At a stop, Freleng noticed that behind the bus was Walt Disney himself in his Moon roadster. (Disney would later sell this beloved car to raise money to record sound for “Steamboat Willie.”) When Freleng returned to work the next day, he found that his desk had been cleared off and everything he had been working on was gone.
Freleng went to see Walt, who was angry that Freleng had taken the day off when he wasn’t sick. Freleng’s explanation to the contrary fell on deaf years.
“I had a boil on my butt!” yelled Freleng over and over, and in a fit of temper offered to give two weeks notice.
“You don’t have to give me any notice. You can quit now,” Disney supposedly responded.
Walt called Roy and Ub and told them that Freleng wanted to quit. Roy felt that if Freleng was unhappy, he should be allowed to leave.

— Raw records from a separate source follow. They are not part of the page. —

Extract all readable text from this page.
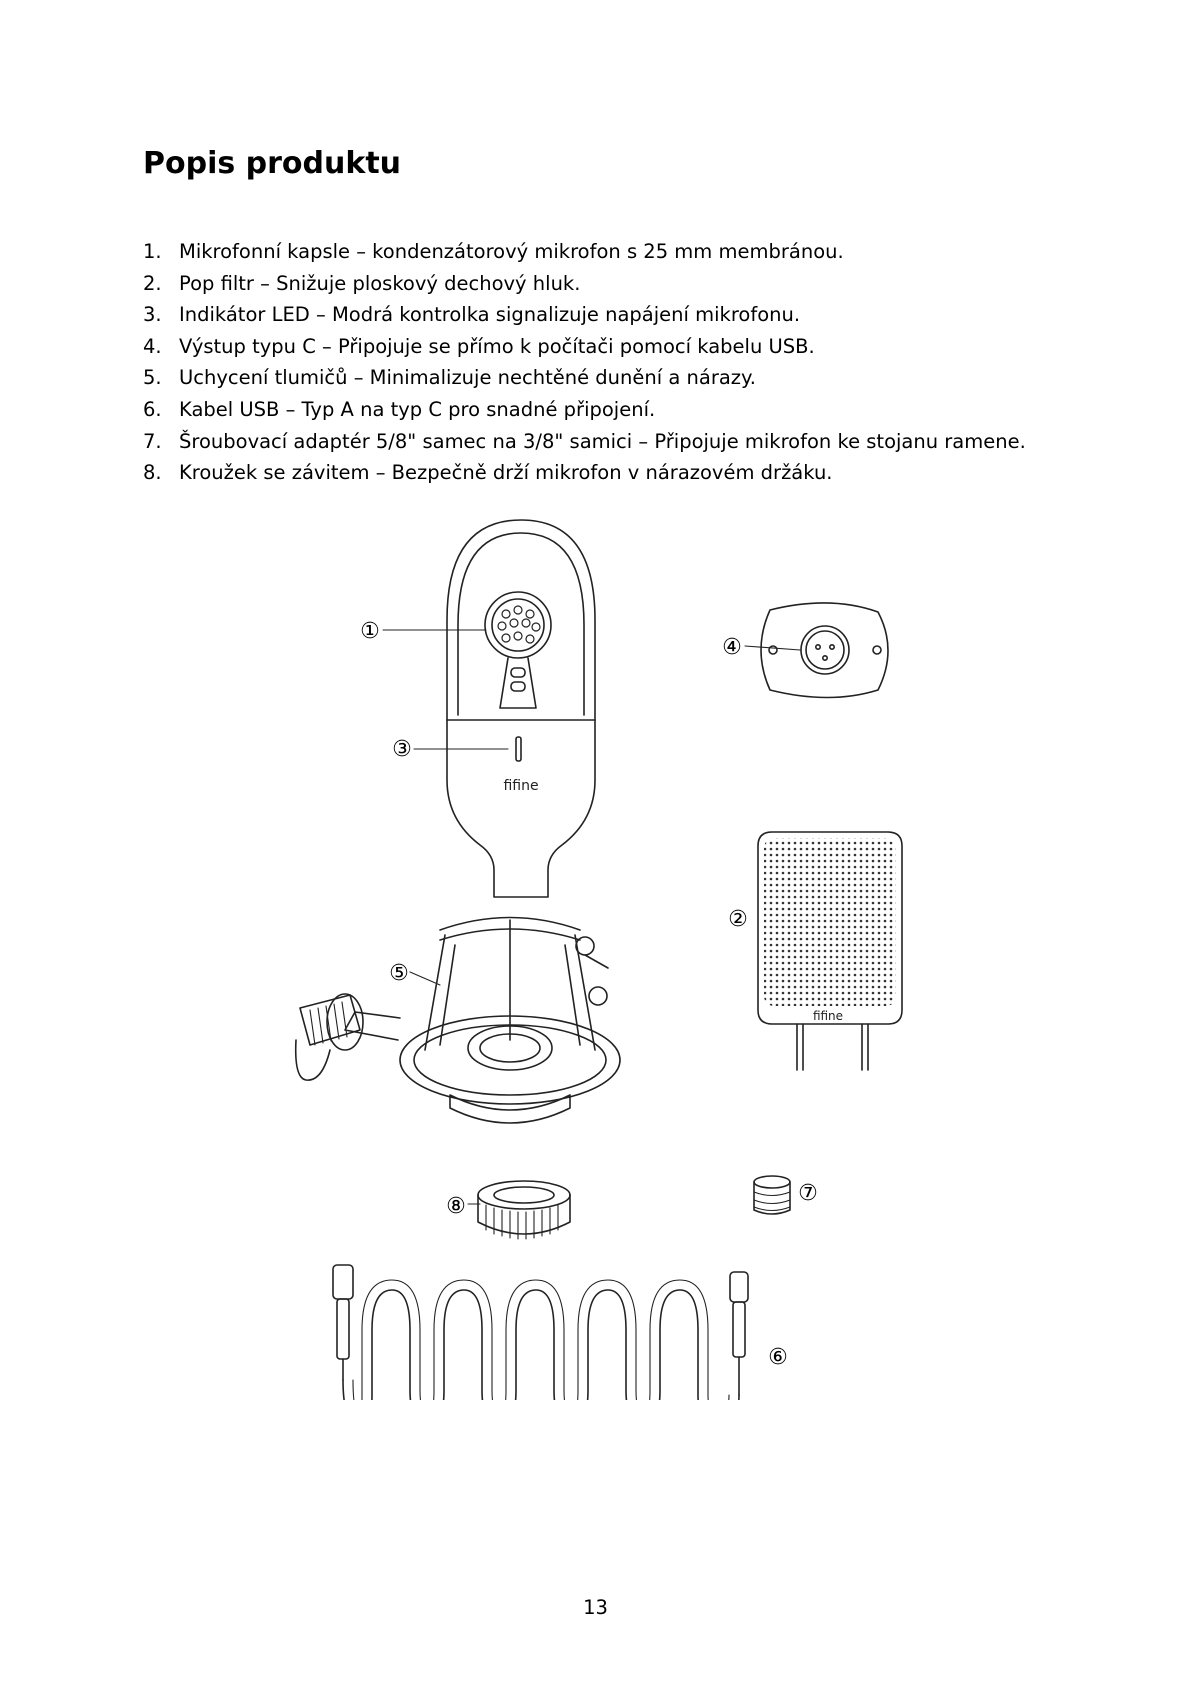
Popis produktu
1. Mikrofonní kapsle – kondenzátorový mikrofon s 25 mm membránou.
2. Pop filtr – Snižuje ploskový dechový hluk.
3. Indikátor LED – Modrá kontrolka signalizuje napájení mikrofonu.
4. Výstup typu C – Připojuje se přímo k počítači pomocí kabelu USB.
5. Uchycení tlumičů – Minimalizuje nechtěné dunění a nárazy.
6. Kabel USB – Typ A na typ C pro snadné připojení.
7. Šroubovací adaptér 5/8" samec na 3/8" samici – Připojuje mikrofon ke stojanu ramene.
8. Kroužek se závitem – Bezpečně drží mikrofon v nárazovém držáku.
fifine
fifine
①
②
③
④
⑤
⑥
⑦
⑧
13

Freleng insisted on getting a $50 bonus that had been promised him because he needed that money to get back home to Kansas City. Walt insisted that Freleng had forfeited the bonus because of his actions, but reportedly with some influence by Roy and Ub, Walt relented. Freleng and his brother (who was working at the studio in ink and paint) took a bus home, where Freleng got his old job back at United Film Ad Service.
Freleng continued to correspond with Hugh Harman and Rudy Ising. When Charles Mintz took over the Oswald the Lucky Rabbit series from Disney and set up a studio run by his brother-in-law, Harman and Ising convinced Freleng to join them in the new studio. Freleng later followed the two over to Warner Brothers and made animation history.
The hard feelings between Walt and Freleng lasted until their deaths. When Walt would screen Warner Brothers shorts at the studio and the name “I. Freleng” appeared on the screen, he would make the same Midwest farmer boy joke that the cartoon had been directed by “I. P. Freely.” When Freleng would be asked about his time at Disney, he would bring up the “boil on my butt” story to try and convince listeners of Walt’s stubbornness and short-sightedness. He insisted that everything he learned about animation, he learned from Harman and Iwerks.
Shortly before his death, Freleng grudgingly admitted in an interview about Walt Disney that, “Now I know he was a genius, and it’s pretty hard to work for a genius because you’ve got to think and do things like he wants.”
An interesting side note is that when Freleng produced the Warner Brothers compilation film, Friz Freleng’s Looney Looney Looney Bugs Bunny Movie, (1981) it had a section satirizing the Academy Awards—the famous gold statuettes are called “The Oswalds.”